Capitalist crisis doesn't automatically lead to the end of capitalism. Without effective resistance and struggle, the crisis will eventually be resolved at the expense of working people — particularly those in the South.

This could be one of the most serious crises that capitalism has faced in living memory. But we should not be fooled into thinking that the system will somehow be reformed or its contradictions solved through peaceful and orderly means.

The most likely immediate outcome is a hardened, more authoritarian state that seeks to restore profitability through ratcheting up repression and forcing people to accept the loss of jobs, housing and any kind of social support.

In the South, this will inevitably mean more war and military repression.

If this is not prevented, then the system will utilise this crisis to restructure and continue business as usual.

This is why resistance — both at home and abroad — will be the single most important determinant to how this eventually plays out.

In Latin America, for example, attempts to restrict capital flight, place key economic sectors under popular control and establish alternative currency and trade arrangements are important initiatives that point to the necessity of solutions beyond capitalism.

In the Middle East, popular resistance to the political and economic control of the region has undoubtedly checked the extension of US power.

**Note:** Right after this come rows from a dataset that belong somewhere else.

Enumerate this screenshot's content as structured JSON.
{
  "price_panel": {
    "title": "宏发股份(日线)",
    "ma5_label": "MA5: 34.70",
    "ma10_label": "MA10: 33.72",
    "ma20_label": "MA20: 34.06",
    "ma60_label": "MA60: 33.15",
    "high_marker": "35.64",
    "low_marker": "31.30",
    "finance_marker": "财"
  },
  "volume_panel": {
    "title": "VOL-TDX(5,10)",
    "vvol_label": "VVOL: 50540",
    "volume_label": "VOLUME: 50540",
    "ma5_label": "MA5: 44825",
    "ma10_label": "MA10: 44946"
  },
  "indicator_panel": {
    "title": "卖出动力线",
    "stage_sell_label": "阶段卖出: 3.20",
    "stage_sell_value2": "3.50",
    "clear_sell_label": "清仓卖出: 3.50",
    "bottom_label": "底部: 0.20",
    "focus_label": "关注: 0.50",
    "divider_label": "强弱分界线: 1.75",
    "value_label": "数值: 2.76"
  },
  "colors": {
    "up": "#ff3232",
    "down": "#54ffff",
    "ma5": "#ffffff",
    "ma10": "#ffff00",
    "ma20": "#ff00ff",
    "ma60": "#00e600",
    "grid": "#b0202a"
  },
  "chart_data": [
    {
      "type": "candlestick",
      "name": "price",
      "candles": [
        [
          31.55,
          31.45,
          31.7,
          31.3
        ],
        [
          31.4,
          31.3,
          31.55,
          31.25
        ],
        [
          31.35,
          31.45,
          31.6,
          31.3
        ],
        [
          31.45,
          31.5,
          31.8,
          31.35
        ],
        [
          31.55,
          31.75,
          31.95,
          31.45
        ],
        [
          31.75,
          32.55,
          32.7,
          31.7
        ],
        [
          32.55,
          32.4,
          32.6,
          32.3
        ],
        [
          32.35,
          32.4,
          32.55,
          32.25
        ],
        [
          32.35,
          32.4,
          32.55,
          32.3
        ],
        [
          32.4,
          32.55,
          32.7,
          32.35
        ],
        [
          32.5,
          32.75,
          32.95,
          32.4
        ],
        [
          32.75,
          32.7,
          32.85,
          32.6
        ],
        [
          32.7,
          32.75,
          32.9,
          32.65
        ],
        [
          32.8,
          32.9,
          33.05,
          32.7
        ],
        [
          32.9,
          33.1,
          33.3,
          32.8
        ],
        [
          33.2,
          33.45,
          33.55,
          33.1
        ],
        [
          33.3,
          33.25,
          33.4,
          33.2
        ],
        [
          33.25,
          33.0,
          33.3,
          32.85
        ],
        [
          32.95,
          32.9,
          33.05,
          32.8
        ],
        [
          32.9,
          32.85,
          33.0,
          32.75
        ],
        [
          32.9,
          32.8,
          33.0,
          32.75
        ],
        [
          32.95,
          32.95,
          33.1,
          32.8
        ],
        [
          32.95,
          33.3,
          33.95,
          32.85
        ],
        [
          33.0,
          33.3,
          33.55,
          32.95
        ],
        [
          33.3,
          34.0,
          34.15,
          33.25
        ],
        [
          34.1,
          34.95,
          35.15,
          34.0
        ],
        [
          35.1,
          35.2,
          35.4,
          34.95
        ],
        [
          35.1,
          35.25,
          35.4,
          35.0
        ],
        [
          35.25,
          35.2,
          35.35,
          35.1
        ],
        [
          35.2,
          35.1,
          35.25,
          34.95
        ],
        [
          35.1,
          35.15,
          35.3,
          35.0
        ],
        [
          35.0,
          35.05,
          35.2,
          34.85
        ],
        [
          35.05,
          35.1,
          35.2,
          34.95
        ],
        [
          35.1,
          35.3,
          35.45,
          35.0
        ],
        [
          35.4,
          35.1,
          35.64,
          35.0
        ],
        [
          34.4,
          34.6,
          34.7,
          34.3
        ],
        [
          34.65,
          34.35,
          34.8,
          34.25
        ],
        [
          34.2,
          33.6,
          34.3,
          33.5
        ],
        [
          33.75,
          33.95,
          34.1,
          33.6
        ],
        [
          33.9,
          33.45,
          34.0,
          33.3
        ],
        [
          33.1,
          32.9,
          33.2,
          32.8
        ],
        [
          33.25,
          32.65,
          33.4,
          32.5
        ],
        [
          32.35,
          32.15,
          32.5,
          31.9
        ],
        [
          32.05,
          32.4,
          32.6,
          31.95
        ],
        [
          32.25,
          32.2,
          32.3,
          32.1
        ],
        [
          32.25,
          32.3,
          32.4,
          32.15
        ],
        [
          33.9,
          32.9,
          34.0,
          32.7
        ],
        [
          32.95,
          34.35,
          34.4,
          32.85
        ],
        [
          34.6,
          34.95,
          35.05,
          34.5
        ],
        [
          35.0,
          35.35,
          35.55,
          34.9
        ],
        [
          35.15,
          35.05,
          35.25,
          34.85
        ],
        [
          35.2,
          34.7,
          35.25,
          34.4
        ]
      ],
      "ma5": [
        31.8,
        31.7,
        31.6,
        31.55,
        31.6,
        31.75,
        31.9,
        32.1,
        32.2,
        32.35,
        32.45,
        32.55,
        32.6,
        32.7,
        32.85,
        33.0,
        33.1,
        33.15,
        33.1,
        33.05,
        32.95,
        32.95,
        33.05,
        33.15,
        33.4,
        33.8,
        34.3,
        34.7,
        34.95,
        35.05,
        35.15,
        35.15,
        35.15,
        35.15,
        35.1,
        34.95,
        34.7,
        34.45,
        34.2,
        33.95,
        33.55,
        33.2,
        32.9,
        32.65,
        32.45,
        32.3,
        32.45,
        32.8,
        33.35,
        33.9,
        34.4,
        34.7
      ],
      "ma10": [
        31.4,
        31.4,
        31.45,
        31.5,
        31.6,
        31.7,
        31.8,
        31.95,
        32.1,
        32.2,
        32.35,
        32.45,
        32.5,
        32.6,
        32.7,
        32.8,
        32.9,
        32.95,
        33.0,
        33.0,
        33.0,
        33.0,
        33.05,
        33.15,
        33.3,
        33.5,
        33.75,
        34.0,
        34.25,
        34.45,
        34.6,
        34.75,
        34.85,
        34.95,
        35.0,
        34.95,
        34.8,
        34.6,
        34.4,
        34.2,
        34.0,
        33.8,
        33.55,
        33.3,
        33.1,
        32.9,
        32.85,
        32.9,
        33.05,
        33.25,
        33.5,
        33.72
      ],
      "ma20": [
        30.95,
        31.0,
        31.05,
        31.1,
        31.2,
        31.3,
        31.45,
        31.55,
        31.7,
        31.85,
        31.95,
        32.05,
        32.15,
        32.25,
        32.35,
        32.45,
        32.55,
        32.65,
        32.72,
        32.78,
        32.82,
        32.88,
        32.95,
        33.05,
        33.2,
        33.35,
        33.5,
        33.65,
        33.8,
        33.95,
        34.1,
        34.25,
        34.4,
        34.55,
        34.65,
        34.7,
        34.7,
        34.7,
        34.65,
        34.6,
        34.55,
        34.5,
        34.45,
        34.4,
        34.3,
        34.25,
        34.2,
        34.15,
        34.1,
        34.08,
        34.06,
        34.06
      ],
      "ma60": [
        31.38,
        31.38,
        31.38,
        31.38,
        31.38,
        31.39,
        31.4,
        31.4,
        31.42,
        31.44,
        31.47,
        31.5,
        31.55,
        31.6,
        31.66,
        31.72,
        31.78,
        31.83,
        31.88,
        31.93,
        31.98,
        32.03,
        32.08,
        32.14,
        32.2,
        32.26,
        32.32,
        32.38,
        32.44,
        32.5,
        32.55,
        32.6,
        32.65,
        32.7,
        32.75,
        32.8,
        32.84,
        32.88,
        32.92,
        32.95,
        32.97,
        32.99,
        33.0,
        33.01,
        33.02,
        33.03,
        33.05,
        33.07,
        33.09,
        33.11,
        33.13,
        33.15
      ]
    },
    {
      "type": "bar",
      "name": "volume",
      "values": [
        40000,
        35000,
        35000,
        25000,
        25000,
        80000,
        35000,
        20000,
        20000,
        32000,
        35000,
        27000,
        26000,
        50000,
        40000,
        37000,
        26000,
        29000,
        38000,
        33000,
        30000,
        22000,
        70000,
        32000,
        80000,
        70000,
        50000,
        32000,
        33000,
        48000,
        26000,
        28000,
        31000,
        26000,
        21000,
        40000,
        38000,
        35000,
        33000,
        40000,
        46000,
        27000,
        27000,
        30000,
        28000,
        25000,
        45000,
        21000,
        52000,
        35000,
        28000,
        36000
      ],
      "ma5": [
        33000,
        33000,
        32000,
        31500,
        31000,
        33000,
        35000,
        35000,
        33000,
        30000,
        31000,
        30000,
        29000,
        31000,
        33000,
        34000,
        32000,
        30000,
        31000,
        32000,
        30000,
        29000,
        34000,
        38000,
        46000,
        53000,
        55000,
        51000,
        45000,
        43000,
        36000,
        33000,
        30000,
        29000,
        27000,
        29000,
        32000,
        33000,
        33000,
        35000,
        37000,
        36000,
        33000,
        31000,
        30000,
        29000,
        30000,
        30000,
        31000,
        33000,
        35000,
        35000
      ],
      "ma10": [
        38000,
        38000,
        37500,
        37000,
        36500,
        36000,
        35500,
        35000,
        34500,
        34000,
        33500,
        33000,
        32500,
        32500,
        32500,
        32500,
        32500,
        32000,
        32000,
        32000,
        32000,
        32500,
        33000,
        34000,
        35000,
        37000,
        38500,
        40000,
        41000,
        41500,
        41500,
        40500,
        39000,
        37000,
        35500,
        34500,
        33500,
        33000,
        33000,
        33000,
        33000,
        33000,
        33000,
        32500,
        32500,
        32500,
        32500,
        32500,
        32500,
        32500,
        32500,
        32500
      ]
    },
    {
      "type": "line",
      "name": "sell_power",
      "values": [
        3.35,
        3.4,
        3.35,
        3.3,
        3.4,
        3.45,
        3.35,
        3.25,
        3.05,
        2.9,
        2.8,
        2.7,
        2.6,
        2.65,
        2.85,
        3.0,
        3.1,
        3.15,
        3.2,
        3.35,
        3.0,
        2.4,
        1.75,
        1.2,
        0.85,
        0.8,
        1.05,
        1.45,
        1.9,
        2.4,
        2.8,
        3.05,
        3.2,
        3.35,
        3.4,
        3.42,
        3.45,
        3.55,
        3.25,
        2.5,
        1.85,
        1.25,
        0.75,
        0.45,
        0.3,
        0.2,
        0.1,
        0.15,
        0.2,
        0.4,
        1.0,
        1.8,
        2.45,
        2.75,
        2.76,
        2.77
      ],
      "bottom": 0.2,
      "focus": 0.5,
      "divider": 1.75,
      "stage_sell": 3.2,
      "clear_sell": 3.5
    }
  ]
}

Any displacement of the crisis onto the South means playing different groups of people against one another. For this reason, the ideological corollary of war and military repression abroad is likely an increasingly virulent racism in the North — directed at immigrants, people of colour and indigenous populations.

This means that for activists in North America and other rich countries, the question of global solidarity and resistance to racism must be placed as a central priority of any effective fightback.

Any attempt to turn inwards, or dismiss international solidarity as less important in this phase, will be disastrous for all working people — across the globe.